2. Stroke and Heart Disease
Lower oestrogen levels in postmenopausal women may contribute to their higher risk of stroke and heart disease. Menopausal symptoms such as sadness and sleep disturbances may potentially contribute to an increased risk of heart disease.

Do Not Ignore Heart Attack Warning Signs
Hot flashes and palpitations that are followed by chest pain, a burning sensation, breathing issues, exhaustion, or acute worry could indicate a heart attack. If you’re experiencing any of these symptoms, visit a doctor right once.

When Should You See a Doctor?
While menopause is not a condition that can be “treated,” the finest gynaecologist in Bopal adds that you can still see your doctor for symptom management if necessary.
The following are some of the reasons to consult a doctor:
• If your sexual desire is changing, it’s affecting your quality of life.
• If your intercourse is painful due to vaginal dryness and you’d want to talk about options,
• If you’re not sure how to communicate to your family about what you’re going through and want some tips on how to get greater emotional support,
• If your sleep issues are persisting, intensifying or interfering with your everyday activities
• If your mood swings are more akin to depression.
• If hot flashes are interfering with daily activities
• If you’re concerned about heart disease or osteoporosis,
Also, if you’re still having periods but they’re becoming heavier or more frequent than they were before perimenopause, visit a doctor. These symptoms could indicate precancerous alterations or uterine cancer.
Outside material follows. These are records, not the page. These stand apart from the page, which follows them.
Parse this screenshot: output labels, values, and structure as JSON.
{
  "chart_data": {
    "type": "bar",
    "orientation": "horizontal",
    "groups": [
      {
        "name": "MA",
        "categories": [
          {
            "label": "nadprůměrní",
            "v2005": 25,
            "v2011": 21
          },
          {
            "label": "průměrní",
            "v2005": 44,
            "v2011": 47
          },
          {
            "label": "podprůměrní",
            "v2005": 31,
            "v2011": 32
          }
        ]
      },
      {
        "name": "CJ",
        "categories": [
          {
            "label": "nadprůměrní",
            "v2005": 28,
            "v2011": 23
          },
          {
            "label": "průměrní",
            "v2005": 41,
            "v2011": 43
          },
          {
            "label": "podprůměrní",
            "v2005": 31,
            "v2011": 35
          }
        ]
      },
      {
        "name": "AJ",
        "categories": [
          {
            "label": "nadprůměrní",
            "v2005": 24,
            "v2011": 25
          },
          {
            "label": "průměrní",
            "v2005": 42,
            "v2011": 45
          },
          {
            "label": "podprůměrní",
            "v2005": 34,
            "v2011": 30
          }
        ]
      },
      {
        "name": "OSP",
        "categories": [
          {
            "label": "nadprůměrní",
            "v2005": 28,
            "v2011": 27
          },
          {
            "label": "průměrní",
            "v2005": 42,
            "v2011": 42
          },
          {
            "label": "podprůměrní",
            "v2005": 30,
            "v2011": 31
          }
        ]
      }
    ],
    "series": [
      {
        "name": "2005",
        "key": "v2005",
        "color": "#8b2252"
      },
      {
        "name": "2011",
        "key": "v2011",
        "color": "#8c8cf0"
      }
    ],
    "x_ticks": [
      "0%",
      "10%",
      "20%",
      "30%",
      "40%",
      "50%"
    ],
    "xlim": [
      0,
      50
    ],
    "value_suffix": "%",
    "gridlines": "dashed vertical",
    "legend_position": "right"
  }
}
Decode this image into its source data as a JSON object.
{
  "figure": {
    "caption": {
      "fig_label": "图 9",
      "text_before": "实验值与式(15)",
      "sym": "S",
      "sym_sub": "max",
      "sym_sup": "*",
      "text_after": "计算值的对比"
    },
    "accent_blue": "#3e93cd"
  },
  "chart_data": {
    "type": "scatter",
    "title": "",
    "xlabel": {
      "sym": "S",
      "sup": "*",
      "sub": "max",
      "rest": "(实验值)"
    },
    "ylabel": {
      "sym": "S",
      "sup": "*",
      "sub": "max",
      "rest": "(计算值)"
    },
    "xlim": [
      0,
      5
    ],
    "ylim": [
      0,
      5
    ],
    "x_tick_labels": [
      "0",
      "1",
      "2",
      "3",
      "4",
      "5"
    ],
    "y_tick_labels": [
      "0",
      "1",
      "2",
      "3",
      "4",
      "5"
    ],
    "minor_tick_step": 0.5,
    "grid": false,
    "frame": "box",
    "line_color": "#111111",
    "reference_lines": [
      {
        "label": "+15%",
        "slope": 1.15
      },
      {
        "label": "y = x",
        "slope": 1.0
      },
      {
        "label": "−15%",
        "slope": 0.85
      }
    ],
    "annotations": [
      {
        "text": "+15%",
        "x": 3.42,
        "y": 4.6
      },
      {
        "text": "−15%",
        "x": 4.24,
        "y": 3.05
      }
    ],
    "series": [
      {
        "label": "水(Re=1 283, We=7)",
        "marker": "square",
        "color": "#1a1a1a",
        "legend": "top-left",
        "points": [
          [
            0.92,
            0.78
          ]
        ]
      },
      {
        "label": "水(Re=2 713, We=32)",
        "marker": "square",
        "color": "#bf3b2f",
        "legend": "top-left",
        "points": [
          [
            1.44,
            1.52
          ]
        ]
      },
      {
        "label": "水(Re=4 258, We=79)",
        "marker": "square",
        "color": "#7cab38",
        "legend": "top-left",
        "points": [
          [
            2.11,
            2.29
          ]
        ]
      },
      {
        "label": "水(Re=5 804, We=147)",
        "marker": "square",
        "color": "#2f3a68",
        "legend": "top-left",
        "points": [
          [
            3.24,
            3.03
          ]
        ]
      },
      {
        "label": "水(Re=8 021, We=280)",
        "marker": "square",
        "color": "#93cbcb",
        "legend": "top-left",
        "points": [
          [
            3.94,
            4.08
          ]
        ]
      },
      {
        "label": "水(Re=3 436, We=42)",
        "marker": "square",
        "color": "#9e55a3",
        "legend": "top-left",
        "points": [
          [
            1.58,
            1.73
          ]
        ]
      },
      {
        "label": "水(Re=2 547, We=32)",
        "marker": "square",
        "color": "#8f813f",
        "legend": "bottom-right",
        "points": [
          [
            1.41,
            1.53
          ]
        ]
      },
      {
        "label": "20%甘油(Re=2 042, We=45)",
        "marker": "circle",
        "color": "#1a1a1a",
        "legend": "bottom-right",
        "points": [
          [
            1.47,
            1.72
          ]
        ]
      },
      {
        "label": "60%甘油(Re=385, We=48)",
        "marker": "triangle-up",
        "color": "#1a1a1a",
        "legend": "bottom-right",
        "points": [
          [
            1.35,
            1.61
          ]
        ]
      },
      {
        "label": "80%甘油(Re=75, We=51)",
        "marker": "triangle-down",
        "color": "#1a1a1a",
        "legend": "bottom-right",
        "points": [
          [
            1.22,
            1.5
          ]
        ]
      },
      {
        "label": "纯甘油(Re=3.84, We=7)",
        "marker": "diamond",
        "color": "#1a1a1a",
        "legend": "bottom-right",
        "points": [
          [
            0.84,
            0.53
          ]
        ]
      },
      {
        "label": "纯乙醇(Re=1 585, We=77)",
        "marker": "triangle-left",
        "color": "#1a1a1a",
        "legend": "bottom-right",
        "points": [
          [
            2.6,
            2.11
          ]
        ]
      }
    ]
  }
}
Perimenopause and menopause symptoms can differ from one woman to the next. As a result, it’s better not to make generalisations about how menopause affects different women. Symptoms such as sleeplessness and hot flashes may remain a part of some people’s lives for years, waxing and waning. Others may just have minor symptoms.

Talk to your doctor about strategies to minimise your risk of osteoporosis or heart disease if you have a higher risk. Any home treatment should be started after speaking with a healthcare professional.